Introducing auto(x) into the language even improves the library consistency:

type function style expression style
void_t<decltype(expr)> decltype(void(expr))
decay_t<decltype(expr)> decltype(auto(expr))

decltype(auto){x} means the right thing

One problem in teaching std::forward is that we may have to explain why and how forwarding rvalues as lvalues are forbidden. Such a gap implies that the approach we took diverges from the meaning we want to express.

“Forwarding” means restoring an expression’s value category given its type. decltype(auto){x} does precisely that. decltype(auto) is the expression’s type, so decltype(auto){x} casts the expression into a different one whose value category matches the type.

decltype(auto){x} is not only a shorter way[2] to forward arguments, but also means a right way to forward arguments.

Implementation

Try it out (not including decltype(auto)(x)): Godbolt

Wording

The wording is relative to N4830.

Modify 7.6.1.3 [expr.type.conv]/1 as indicated:

A simple-type-specifier (9.1.8.2) or typename-specifier (13.7) followed by a parenthesized optional expression-list or by a braced-init-list (the initializer) constructs a value of the specified type given the initializer. If the type is a placeholder for a deduced class type, it is replaced by the return type of the function selected by overload resolution for class template deduction (12.3.1.8) for the remainder of this section. Otherwise, if the type is auto or decltype(auto), it is replaced by the type deduced for the variable x in the invented declaration (9.1.8.5):

auto x init;

or

decltype(auto) x init;

, respectively, where init is the initializer.

Modify 9.1.8.5 [dcl.spec.auto]/5 as indicated:

A placeholder type can also be used in the type-specifier-seq in the new-type-id or type-id of a new-expression (7.6.2.7) and as a decl-specifier of the parameter-declaration’s decl-specifier-seq in a template-parameter (13.1).
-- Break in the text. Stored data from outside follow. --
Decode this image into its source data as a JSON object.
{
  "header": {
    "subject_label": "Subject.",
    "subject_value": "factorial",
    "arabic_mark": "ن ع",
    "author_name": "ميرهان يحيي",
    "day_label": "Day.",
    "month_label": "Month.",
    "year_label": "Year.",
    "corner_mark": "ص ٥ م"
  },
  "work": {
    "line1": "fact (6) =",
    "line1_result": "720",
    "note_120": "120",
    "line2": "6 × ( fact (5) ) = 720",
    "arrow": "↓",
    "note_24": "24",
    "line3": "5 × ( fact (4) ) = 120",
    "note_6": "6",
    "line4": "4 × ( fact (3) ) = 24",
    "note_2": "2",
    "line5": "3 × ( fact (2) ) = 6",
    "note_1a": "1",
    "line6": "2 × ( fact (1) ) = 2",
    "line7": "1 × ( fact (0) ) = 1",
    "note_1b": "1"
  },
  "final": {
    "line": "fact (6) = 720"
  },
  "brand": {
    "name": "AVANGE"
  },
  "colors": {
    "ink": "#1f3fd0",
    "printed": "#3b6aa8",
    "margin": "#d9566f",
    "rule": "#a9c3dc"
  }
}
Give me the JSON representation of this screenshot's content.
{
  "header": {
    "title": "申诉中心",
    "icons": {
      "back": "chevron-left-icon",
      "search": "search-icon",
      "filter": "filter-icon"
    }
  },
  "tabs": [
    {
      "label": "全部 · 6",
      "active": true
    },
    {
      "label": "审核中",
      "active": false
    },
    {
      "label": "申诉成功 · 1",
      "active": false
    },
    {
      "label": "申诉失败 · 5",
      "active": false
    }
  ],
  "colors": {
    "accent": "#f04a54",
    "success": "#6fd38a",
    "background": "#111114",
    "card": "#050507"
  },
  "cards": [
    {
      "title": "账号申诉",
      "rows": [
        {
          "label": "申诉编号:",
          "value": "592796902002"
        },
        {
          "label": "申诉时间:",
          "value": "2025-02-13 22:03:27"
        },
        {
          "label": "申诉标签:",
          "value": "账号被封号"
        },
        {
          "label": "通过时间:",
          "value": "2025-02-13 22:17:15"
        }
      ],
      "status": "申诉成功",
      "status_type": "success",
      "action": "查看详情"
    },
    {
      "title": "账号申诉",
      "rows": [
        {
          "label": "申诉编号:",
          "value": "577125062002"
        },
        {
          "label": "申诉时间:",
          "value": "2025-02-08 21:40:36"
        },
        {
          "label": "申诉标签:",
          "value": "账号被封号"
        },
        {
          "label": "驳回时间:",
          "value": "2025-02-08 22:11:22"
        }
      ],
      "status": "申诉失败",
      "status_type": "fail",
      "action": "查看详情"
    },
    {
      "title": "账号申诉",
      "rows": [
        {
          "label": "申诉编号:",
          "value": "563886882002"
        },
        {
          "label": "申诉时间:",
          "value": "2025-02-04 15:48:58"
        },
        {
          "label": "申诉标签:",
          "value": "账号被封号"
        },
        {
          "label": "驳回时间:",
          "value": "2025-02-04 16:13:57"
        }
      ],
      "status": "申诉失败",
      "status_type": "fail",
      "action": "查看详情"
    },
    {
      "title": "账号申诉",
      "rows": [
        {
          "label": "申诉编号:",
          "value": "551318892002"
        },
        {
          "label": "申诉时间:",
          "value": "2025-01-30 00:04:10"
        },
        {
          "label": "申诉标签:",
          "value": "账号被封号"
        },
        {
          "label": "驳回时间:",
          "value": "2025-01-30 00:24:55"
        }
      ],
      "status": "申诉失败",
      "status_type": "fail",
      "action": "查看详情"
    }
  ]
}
The auto and decltype(auto) type-specifier can also be used as the simple-type-specifier in an explicit type conversion (functional notation) (7.6.1.3).

Remove the first entity from 16.4.2.1 [expos.only.func]/2:

template<class T> constexpr decay_t<T> decay-copy(T&& v)
    noexcept(is_nothrow_convertible_v<T, decay_t<T>>)     // exposition only
  { return std::forward<T>(v); }

Search and replace “calls to decay-copy being evaluated in” (the thread/the current thread) with “where the values produced by auto are materialized in”.

Search and replace “decay-copy” with “auto”.

Acknowledgments

Thank Alisdair Meredith, Arthur O’Dwyer, and Billy O’Neal for providing examples and feedback for this paper.